In computer science, the prefix sum, scan, or cumulative sum of a sequence of numbers x₀, x₁, x₂, ... is a second sequence of numbers y₀, y₁, y₂, ..., the sums of prefixes (running totals) of the input sequence:

y₀ = x₀

y₁ = x₀ + x₁

y₂ = x₀ + x₁+ x₂

...

For instance, the prefix sums of the natural numbers are the triangular numbers:

input numbers	1	2	3	4	5	6	...
prefix sums	1	3	6	10	15	21	...

This problem can be solved by using divide and conquer method. The pseudo-code for this is given below:

1. if (n==1) do nothing and return
2. Do in parallel
1. make recursive call for prefix_compute(A[1], A[n/2])
2. Make recursive call for prefix_computer(A[n/2+1],A[n])
3. for each A[n/2+1] do A[i] = A[i] + A[n/2]

Here, Step 1 takes O(1) and Step 2 takes T(n/2) since two recursive calls are made to two subsets. Also, in step 3, second half of the processor, i.e. subset 2 reads the global value of A[n/2] concurrently and update their answer. This takes O(1).

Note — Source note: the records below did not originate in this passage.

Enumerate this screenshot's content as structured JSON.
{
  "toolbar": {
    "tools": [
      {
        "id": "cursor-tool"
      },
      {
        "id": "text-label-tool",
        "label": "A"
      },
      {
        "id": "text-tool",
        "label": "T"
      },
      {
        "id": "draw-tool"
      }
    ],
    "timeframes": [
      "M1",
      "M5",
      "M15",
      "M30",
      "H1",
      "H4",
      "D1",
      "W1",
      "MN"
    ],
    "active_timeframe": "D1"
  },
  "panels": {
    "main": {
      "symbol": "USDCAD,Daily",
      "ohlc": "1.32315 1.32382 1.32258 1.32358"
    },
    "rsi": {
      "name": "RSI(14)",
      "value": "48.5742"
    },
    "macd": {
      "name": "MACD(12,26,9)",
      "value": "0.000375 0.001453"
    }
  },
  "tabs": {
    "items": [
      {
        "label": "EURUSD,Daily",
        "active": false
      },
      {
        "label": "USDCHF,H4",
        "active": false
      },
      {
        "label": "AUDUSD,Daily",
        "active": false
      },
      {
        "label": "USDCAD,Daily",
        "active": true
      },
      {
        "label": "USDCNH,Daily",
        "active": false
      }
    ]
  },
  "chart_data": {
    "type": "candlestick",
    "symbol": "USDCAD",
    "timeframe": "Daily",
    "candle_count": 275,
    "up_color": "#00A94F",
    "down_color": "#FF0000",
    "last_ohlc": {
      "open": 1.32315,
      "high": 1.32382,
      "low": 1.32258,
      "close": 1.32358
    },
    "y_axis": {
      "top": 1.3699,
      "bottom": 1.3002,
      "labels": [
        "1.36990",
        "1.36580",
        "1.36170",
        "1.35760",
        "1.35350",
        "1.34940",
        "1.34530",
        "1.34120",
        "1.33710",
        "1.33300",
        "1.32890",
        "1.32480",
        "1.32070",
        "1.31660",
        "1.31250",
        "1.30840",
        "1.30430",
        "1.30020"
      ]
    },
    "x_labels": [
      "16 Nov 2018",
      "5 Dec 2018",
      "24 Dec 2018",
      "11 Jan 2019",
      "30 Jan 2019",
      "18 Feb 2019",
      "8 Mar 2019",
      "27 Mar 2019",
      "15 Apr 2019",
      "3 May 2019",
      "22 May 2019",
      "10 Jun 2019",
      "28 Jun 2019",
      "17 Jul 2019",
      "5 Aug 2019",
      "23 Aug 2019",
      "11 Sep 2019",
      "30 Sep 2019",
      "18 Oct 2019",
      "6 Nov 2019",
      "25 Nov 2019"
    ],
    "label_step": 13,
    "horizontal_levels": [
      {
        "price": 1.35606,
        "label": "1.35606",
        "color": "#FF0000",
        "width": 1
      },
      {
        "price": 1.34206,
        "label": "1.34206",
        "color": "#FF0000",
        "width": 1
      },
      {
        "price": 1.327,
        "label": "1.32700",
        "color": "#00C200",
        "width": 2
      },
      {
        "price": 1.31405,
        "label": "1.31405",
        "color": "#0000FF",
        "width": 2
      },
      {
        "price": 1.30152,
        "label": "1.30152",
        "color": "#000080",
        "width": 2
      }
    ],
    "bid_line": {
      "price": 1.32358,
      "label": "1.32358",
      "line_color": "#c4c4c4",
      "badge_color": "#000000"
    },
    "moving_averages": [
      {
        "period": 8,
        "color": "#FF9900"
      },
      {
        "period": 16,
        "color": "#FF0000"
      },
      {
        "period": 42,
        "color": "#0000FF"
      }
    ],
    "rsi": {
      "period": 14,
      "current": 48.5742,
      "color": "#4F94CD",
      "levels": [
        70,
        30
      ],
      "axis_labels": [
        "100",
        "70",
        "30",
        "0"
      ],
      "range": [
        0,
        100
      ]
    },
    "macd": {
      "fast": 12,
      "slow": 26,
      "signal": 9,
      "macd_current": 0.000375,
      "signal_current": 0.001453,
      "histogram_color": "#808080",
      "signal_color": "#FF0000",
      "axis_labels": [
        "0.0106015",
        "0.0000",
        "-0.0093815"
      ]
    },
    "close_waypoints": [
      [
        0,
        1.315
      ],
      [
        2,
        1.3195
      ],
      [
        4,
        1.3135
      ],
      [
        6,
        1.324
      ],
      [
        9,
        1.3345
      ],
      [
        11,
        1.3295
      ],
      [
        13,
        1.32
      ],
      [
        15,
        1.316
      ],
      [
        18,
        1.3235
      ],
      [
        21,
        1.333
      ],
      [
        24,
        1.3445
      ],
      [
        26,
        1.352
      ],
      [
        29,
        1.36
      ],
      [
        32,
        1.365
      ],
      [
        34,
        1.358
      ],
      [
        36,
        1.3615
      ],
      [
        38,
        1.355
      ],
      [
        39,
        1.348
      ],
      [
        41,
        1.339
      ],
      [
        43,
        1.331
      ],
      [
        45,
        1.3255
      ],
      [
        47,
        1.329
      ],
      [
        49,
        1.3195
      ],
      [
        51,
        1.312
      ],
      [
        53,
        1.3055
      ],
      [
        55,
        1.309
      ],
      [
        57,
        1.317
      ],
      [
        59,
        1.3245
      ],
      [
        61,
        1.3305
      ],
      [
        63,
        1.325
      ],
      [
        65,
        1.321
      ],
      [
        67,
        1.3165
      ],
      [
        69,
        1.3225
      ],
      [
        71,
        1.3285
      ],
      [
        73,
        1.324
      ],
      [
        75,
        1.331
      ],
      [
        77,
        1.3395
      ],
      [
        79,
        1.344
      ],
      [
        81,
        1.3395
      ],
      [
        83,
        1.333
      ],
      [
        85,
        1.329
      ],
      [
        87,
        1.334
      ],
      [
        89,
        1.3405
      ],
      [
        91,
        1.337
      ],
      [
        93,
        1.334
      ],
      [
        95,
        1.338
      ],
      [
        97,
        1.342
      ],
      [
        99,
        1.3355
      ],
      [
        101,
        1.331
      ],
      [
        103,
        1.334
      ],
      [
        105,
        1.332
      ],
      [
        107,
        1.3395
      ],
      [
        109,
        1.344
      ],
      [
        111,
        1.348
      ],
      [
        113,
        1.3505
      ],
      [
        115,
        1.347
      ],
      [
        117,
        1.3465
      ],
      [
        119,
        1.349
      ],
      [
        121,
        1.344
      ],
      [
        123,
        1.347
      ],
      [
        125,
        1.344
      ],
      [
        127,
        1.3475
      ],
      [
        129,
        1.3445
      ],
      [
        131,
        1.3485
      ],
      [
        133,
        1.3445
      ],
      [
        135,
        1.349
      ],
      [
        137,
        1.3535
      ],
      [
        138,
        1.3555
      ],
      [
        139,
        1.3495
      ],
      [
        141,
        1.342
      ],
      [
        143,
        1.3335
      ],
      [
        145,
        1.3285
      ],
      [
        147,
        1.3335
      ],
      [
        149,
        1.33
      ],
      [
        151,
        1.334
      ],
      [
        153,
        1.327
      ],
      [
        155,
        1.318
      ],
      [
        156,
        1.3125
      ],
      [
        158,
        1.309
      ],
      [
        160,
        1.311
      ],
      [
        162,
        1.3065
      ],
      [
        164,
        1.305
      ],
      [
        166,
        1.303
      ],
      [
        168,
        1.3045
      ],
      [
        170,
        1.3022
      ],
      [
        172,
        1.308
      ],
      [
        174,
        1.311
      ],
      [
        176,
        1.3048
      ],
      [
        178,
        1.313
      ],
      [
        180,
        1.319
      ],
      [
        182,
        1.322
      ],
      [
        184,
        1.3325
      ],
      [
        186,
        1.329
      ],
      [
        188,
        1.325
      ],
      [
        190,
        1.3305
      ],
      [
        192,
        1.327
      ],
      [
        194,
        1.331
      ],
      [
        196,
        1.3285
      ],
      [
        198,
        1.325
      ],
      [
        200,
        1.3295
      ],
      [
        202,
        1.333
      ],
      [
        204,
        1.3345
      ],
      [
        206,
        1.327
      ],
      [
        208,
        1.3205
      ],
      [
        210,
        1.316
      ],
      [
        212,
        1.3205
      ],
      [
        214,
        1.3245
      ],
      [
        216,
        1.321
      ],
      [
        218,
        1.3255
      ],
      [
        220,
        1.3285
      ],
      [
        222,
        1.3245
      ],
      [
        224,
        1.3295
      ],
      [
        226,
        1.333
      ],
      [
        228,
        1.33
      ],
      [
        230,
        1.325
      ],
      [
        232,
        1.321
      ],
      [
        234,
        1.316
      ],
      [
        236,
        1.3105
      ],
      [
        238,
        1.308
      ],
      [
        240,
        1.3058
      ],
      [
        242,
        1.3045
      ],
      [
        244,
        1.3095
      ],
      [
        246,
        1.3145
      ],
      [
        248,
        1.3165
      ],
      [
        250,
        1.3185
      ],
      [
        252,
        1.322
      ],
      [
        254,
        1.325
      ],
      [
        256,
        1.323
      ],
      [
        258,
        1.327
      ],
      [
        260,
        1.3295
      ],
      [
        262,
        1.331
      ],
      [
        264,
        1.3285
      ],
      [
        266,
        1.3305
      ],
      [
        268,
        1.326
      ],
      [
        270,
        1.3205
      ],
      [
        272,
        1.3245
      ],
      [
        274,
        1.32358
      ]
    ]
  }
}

Hence, Time complexity is given by T(n) = T(n/2) + O(1). Solving this my Master theorem method, we have,

T(n) = T(n / 2) + O(1)

Since the Master Theorem works with recurrences of the form

T(n) = aT(n / b) + n^c

In this case you have

• a = 1
• b = 2
• c = 0

Since c = log_ba (since 0 = log₂ 1), you are in case two of  the Master Theorem, which solves to Θ(n^c log n) = Θ(n⁰ log n) = Θ(log n).